ABSTRACT

In the recent global financial meltdown of 2008 China emerged from the financial crisis as a stronger global economic player. China’s economic growth has since been widely recognized as a key driving force of the world economic recovery and China’s economic and political influence is reaching far and wide. While the Chinese government’s decisive stimulus program in 2008 and 2009 to steer the Chinese economy away from the tsunami effect of global economic collapse was widely credited, China nevertheless faces tough challenges ahead in both keeping the country’s growth sustainable and pushing forward difficult structural reforms in the aftermath of the global financial crisis.

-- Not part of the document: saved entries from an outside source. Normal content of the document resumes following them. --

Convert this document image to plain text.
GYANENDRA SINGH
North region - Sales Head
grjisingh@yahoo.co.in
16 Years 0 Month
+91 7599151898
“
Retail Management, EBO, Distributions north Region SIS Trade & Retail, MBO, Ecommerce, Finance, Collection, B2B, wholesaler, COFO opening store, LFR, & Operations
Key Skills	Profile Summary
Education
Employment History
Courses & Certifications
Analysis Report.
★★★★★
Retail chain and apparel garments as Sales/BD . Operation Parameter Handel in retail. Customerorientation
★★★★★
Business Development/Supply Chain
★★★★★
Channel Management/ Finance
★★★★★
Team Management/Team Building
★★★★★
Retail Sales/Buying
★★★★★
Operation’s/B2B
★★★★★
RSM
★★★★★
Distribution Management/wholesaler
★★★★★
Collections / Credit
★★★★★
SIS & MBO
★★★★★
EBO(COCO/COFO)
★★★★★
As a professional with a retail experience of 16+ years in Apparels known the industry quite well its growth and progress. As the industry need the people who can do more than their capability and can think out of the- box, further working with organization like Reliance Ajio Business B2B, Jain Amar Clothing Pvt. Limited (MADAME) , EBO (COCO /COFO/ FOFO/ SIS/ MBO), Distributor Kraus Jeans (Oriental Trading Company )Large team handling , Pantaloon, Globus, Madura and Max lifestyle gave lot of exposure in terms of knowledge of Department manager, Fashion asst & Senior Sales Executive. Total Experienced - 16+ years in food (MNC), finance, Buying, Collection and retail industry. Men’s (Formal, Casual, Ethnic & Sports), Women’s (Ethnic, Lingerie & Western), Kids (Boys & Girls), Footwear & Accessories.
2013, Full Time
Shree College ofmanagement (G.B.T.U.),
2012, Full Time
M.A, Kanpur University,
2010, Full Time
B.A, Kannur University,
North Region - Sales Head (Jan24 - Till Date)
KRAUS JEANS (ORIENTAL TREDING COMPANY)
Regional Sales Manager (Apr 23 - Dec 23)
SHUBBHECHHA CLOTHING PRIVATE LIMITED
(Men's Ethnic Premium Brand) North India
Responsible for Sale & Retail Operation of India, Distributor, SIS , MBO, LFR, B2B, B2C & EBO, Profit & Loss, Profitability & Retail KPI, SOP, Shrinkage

These reforms embrace a tough policy agenda, ranging from rebalancing its sources of growth between export-led and domestic consumption-oriented approaches, reforming monetary and financial policies not at the expense of national competitiveness, diversifying export markets, and accommodating rising labor costs in the low-cost growth model, to rebalancing regional development in response to rising inequality, moving from imitation to independent innovation, and pursuing sustainable development. The challenges facing China are not just because of the sheer size of the tasks at hand but also due to an extremely turbulent global economic environment. Given the size of the Chinese economy, the direction and pace of China’s economic growth and structural changes will undoubtedly give rise to far reaching impacts on the world economy. In addition, the way China grows its economy and manages its restructuring has provided plenty of food for thought regarding the varieties of systems that are looking for ways of making sustained growth possible.